Spam et TSS

(ou… comment perdre des amis) 

Molière« Philinte :
Il est bien des endroits où la pleine franchise
Deviendroit ridicule et seroit peu permise ;
Et parfois, n’en déplaise à votre austère honneur,
Il est bon de cacher ce qu’on a dans le coeur.
Seroit-il à propos et de la bienséance
De dire à mille gens tout ce que d’eux on pense ?
Et quand on a quelqu’un qu’on hait ou qui déplaît,
Lui doit-on déclarer la chose comme elle est ?

Alceste :
Oui. »

En relisant ces vers, je me disais : « Y a pas à barguigner, Philinte a raison ». Le bon sens populaire l’exprime plus simplement : « Toute vérité n’est pas bonne à dire ». C’est vrai quoi ! Or j’ai beau me le dire et me le répéter, j’en use toujours à l’instar d’Alceste. Ça rate pas. Résultat : je gaffe, plus grave, je blesse parfois et le vide se fait autour moi. Il n’est guère que H. (mon Etienne de La Boétie, souvent évoqué dans ce blog) pour supporter, d’un coeur vaillant, mes injures et mes abominations.

Mais bon, encore une fois, je m’égare, je procrastine… Venons-en au fait :

Voilà… Je voulais dire… euh… un truc. Qui concerne… les élections. Pas que… mais surtout… D’un autre côté, ça m’embête. Si, si. Sincèrement. Parce que je ne voudrais pas qu’on le prît mal. Et le risque est grand. Attendu que je m’apprête à faire reproche à des gens qui, d’évidence, veulent mon bien et dont la position (politique) est fondamentalement proche de la mienne.

Maintenant, je me dis aussi (avec Félix Leclerc) « qu’un coup de pied donné et s’il est bien donné, souvent est pardonné après quelques années ». Bref, attention aux tibias, je vais savater.

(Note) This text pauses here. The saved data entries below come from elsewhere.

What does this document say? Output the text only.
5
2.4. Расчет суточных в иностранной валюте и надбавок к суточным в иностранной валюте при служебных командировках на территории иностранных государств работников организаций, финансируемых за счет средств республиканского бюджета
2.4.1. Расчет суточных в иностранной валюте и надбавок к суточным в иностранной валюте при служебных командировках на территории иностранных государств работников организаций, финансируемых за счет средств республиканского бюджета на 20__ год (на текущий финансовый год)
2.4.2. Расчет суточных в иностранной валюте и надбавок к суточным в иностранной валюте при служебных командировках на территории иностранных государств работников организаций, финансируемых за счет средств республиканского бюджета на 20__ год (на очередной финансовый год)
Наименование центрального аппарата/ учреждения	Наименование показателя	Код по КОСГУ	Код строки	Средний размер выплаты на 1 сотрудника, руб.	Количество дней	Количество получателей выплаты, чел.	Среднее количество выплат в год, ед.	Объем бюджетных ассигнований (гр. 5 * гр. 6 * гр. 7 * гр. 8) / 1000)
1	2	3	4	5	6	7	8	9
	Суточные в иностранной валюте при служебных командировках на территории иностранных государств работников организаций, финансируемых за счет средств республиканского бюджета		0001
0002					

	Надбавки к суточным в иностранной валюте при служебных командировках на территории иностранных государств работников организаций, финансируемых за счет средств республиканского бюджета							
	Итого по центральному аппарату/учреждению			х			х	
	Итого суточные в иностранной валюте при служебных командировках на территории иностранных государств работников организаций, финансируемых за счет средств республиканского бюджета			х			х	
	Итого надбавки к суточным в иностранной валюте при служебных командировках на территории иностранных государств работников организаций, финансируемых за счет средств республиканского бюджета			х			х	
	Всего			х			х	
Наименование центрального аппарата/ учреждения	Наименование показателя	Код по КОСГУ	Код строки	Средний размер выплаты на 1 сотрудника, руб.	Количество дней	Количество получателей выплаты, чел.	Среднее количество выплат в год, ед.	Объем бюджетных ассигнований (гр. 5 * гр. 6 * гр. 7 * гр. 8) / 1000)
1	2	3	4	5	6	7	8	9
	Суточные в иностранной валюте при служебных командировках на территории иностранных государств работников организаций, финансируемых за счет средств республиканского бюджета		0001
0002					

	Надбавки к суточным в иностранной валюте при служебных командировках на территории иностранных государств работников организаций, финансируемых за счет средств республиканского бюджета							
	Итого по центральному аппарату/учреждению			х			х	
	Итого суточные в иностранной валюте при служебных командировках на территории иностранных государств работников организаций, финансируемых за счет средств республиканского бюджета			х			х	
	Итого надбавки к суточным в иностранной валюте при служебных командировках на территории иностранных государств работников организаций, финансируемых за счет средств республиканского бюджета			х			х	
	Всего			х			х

Sans méchanceté aucune, vraiment, mais sans retenir le coup. Pour la bonne et simple raison qu’on me… fatigue et qu’il s’agit, de surcroît, d’un cas de récidive.

Je m’explique.

En 2002, entre les deux tours, j’étais inondé de mails avec pièces attachées (généralement censées être amusantes) visant à asséner à la bête immonde des coups aussi rudes que répétés. Parfois, on me conseillait d’aller voter (Chirac bien sûr) avec une pince à linge sur le nez… ou avec des gants de ménage. On me proposait de renvoyer les bulletins Le Pen à l’Elysée. Et tout un tas d’autres facéties que j’ai oubliées. Ces messages, j’en conviens, étaient animés d’une colère légitime, d’une volonté d’action louable et d’intentions généreuses. Ils s’accompagnaient toujours d’un conseil express, en post scriptum –et souvent en caractères gras– : « Message à faire circuler d’urgence ! »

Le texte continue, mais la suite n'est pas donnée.